Emory University
presents
French Revolution History Course 508
Wednesday, January 14, 2009
9 a.m. - 5 p.m.
Prof. Dr. Judith A. Miller
404-727-6564
Graduate Course: French Revolution 1750-1815: History 508 at Emory University
Location
201 Dowman Drive
Atlanta, GA, 30322 USA
404-727-6123
History 508: Revolutionary France, 1750-1815. Did fashion and scandalous images of Marie Antoinette cause the French Revolution? What incited slaves in Haiti to rise up and claim their freedom in the 1790s? This course will focus on the turbulent decades of the French Revolution from a cat massacre in 1739 to Napoleon's fall at Waterloo in 1815. We will try to figure out why some French citizens marched off to war while others were led to the guillotine. The debates about many aspects of the Revolution -- its origins, the Terror, and its legacy to name only a few--continue to fascinate historians.

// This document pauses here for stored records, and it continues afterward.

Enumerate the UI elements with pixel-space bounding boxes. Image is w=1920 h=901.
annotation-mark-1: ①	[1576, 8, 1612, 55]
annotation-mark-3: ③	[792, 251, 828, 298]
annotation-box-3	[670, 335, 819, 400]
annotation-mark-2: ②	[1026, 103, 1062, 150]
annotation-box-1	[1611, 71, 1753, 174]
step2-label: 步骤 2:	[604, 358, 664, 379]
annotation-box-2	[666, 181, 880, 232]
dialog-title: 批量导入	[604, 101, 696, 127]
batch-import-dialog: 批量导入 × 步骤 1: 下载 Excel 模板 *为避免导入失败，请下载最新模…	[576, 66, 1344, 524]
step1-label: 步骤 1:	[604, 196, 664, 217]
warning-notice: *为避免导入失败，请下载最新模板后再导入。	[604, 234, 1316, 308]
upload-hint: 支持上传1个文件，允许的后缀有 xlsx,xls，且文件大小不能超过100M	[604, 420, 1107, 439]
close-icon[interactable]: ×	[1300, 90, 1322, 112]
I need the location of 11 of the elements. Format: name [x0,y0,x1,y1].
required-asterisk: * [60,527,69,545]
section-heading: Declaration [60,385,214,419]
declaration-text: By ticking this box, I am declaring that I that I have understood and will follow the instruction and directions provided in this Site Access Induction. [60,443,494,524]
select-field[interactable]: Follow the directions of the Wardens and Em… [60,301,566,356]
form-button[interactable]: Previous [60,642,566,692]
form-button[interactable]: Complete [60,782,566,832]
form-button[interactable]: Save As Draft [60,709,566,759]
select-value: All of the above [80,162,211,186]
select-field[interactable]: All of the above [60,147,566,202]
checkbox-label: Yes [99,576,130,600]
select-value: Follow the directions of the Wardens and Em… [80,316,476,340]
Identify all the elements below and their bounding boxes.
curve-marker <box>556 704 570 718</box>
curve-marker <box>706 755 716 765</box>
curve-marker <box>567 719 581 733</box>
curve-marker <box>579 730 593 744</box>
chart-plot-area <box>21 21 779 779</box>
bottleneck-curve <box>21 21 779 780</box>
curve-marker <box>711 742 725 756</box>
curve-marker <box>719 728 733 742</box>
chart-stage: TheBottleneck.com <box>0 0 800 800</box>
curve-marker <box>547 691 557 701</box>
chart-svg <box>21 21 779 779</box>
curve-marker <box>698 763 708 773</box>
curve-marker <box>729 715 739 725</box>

The most recent work brings models drawn from gender studies and literary theory to explain the Revolution’s trajectory and impact. Those polemics make the Revolution a vital area for graduate and undergraduate studies. We will be approaching the Revolution, then, not only to understand the "events" that constitute it, but especially to explore the models and methods that scholars have used to explain the Revolution and its course. Readings include recent scholarship, both articles and monographs, such as: Timothy Tackett, When the King Took Flight; Laurent Dubois, Avengers of the New World: The Story of the Haitian Revolution; Howard G. Brown, Ending the French Revolution: Violence, Justice, and Repression from the Terror to Napoleon; David Andress, The Terror: The Merciless War for Freedom in Revolutionary France; The Age of Cultural Revolutions: Britain and France, 1750-1820, Colin Jones & Dror Wahrman eds.; Jennifer M. Jones, Sexing La Mode: Gender, Fashion and Commercial Culture in Old Regime France; Joan B. Landes, Visualizing the Nation: Gender, Representation, and Revolution in Eighteenth-Century France. Assignments: Short writing assignments and longer final thematic essay.